Lucien Voss

    Lucien Voss

    Her Boss found her Diary

    Lucien Voss
    c.ai

    The house is silent again when the door closes behind her.

    Lucien doesn’t move at first. He stands where she left him, jacket draped over the chair, the faint echo of her presence still hanging in the air—coffee, paper, something softer he never bothers to name. She had been efficient as always. Files delivered. Notes precise. No wasted words.

    Only when he turns back to the desk does he notice it.

    A small book, dark blue, tucked half beneath the folder she’d brought. Not corporate. Not numbered. Not meant to be here.

    Lucien picks it up. The cover is worn at the edges, the kind of wear that comes from being handled often. He opens it without thinking.

    The handwriting stops him.

    Neat. Slanted slightly to the right. Hers.

    He doesn’t read at first. He scans—dates, margins, the careful way she structures even something this private. Then a sentence catches.

    He adjusts his tie before he speaks, always once, as if aligning himself with the world.
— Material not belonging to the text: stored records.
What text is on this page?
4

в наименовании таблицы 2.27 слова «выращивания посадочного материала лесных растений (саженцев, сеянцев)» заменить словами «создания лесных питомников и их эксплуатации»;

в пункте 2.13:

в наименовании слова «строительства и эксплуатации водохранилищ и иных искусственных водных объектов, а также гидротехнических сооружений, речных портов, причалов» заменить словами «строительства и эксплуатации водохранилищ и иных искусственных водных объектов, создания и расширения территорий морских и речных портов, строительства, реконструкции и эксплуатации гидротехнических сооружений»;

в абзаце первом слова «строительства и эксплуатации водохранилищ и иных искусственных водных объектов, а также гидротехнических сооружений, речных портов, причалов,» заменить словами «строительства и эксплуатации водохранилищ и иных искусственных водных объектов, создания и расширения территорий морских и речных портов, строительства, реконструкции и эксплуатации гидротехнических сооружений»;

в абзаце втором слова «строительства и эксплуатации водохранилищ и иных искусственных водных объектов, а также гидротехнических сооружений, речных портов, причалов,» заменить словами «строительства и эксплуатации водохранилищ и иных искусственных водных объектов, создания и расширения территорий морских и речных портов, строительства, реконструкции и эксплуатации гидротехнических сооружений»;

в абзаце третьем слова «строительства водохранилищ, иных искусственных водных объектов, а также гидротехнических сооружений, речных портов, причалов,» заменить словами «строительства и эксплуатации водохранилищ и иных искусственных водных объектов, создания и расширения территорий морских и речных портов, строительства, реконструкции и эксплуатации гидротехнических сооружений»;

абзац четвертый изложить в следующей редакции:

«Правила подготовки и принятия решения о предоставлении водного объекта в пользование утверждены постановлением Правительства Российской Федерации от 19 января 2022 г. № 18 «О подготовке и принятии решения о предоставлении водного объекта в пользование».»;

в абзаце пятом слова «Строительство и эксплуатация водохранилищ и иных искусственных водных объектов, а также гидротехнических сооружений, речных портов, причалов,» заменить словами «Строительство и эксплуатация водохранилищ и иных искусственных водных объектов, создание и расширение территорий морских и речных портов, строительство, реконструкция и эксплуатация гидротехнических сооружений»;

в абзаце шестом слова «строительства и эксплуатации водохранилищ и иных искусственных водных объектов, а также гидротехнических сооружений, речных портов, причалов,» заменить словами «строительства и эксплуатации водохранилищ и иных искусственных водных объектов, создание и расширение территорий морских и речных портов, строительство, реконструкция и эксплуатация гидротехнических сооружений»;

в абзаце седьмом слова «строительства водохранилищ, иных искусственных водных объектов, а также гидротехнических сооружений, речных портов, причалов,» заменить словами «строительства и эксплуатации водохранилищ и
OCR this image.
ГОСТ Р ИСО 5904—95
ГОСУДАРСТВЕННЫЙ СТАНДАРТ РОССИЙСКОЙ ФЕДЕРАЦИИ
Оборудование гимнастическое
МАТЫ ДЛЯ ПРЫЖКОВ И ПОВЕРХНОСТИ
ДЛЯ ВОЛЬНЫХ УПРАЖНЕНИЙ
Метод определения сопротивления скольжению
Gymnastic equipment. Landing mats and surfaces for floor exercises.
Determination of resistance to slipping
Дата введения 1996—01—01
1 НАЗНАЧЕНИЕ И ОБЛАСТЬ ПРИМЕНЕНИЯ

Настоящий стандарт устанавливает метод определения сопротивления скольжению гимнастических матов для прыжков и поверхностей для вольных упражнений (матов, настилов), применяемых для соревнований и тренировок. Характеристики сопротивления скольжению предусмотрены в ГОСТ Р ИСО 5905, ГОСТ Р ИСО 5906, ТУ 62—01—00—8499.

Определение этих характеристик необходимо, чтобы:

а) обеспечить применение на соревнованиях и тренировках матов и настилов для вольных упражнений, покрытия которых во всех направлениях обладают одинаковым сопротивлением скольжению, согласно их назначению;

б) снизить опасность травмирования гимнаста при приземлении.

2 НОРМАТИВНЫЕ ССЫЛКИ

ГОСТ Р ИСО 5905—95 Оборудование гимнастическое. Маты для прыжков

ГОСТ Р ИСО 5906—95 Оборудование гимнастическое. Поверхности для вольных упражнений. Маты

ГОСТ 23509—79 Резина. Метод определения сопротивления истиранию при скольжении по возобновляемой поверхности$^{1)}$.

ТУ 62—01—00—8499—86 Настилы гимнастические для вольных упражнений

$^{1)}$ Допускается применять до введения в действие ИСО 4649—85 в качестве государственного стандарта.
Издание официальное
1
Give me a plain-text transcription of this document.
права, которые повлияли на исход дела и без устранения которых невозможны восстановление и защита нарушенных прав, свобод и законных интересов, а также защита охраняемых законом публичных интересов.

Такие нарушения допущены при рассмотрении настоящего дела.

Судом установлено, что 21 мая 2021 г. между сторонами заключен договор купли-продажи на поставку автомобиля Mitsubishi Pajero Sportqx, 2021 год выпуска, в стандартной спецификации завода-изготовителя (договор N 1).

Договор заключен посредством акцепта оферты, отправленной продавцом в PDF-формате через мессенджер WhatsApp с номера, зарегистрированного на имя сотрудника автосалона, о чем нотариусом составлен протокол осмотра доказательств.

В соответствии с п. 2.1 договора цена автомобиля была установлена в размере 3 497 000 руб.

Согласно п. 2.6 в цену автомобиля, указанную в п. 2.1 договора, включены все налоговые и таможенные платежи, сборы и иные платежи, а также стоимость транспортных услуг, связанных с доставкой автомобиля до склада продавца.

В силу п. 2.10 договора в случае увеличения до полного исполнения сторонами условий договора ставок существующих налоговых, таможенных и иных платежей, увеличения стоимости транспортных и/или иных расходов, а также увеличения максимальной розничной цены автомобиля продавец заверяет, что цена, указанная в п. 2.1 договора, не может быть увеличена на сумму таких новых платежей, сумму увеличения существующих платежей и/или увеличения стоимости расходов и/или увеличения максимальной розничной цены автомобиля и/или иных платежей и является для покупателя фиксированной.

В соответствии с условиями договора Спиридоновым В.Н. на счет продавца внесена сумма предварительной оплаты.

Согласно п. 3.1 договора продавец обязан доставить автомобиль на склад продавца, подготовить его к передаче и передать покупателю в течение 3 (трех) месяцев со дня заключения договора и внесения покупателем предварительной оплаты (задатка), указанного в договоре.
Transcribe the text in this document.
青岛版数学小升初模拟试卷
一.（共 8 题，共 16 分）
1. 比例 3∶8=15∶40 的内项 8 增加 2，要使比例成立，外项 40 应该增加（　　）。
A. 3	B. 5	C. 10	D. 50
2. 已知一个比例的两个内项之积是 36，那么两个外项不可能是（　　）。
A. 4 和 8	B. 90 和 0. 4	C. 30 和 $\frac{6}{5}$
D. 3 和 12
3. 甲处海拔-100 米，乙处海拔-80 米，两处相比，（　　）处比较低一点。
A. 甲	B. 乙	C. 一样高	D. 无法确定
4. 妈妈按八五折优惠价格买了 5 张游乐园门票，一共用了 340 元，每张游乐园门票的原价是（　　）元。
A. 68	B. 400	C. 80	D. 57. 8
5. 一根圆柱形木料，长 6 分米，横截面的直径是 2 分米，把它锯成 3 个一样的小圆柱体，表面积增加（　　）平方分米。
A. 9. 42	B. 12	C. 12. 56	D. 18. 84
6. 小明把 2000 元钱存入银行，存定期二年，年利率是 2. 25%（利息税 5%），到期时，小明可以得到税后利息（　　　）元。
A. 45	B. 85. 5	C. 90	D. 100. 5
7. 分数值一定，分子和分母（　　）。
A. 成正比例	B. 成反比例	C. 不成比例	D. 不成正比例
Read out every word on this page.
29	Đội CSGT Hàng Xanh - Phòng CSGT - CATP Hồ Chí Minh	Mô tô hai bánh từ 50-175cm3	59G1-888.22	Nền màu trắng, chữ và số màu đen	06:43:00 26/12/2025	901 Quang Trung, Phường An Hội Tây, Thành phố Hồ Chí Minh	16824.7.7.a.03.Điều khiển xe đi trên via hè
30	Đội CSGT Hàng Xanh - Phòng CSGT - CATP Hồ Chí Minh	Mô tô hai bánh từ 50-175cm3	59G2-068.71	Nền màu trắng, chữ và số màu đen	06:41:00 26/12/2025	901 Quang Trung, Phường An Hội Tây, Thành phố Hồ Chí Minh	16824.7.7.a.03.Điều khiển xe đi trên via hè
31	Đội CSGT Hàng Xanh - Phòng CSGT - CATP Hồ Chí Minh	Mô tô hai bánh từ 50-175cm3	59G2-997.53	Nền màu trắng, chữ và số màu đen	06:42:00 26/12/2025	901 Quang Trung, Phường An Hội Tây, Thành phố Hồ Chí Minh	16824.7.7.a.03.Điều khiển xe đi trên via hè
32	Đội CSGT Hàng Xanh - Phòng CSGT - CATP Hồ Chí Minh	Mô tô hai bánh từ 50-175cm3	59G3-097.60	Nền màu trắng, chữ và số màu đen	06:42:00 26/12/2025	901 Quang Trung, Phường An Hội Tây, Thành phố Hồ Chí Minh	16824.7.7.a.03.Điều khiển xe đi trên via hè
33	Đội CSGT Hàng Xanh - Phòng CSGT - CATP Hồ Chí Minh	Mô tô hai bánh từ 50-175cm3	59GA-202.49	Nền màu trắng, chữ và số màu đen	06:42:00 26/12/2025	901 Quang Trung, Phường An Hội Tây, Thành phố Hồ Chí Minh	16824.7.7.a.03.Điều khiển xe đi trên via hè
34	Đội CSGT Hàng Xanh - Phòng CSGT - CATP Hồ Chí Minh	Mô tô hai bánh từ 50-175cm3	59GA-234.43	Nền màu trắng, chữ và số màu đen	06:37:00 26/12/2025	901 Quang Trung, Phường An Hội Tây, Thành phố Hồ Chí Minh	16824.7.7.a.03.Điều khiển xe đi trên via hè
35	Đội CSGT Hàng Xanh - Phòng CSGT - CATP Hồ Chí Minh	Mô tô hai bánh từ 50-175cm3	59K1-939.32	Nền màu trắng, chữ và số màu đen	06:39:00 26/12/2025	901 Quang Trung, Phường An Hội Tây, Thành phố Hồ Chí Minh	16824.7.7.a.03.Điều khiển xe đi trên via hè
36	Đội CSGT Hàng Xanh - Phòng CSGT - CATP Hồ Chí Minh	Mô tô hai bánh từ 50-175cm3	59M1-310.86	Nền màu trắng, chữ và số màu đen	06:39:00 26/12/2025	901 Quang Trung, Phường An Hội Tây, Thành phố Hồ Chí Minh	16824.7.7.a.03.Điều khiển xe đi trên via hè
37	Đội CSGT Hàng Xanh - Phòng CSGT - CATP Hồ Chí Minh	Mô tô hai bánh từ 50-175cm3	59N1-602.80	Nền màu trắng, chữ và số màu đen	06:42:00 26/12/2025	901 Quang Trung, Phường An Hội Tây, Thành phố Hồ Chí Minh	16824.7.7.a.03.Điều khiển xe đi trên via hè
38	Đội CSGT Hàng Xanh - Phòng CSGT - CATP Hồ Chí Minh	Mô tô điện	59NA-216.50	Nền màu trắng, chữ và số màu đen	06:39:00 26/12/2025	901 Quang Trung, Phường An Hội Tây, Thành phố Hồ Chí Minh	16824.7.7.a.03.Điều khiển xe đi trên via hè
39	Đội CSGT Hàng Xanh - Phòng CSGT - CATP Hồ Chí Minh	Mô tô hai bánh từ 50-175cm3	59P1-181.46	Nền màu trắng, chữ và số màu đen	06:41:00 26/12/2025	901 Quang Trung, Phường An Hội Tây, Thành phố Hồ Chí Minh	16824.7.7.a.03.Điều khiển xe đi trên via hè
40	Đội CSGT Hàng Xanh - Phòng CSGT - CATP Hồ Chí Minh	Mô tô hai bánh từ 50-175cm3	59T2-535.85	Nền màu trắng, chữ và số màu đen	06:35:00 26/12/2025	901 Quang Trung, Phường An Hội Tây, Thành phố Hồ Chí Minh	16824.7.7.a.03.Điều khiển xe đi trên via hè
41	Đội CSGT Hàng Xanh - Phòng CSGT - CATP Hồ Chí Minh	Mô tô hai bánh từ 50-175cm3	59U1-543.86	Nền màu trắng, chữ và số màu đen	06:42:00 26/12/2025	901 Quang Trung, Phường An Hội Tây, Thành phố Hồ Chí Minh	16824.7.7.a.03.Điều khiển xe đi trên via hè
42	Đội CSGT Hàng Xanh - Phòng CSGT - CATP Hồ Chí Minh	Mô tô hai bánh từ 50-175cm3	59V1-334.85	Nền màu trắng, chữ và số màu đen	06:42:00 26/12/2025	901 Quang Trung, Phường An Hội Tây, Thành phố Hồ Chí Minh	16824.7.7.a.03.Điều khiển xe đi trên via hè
    Lucien’s fingers tighten around the book.

    He reads on.

    She writes about the way his voice lowers when he’s focused, about how he pauses before correcting someone—not to be kind, but to be precise. About the suits he favors, charcoal and black, how the fabric smells faintly of clean cotton and something darker, expensive, uniquely him.

    She writes about his hands.

    They’re warmer than people expect.

    About how he smells when he passes her desk—coffee, rain, a restrained cologne he applies sparingly. About the way he never looks rushed, even when time is bleeding.

    Then the words change.

    I am in love with him. Not loudly. Not foolishly. Quietly. Completely.

    Lucien exhales slowly through his nose.

    She writes about loving him in fragments—in habits, in observation, in proximity. About knowing him through what he doesn’t say. About how being a step ahead of him is the closest she’s ever been to intimacy.

    Her name appears once on the page, written smaller, almost apologetic.

    Elara.

    He closes the book.

    For a long moment, Lucien just stands there, the weight of it settling in his chest—not panic, not anger. Something sharper. Something unfamiliar.

    He is a man who controls variables. Anticipates outcomes. Eliminates risk.

    And yet he hadn’t seen this coming.

    He places the diary back exactly where it was, aligning it carefully beneath the file. Tomorrow, she will realize what she’s done. Tomorrow, this will demand a response.

    Lucien straightens his tie—once.

    For the first time in years, he does not immediately know what the correct move is.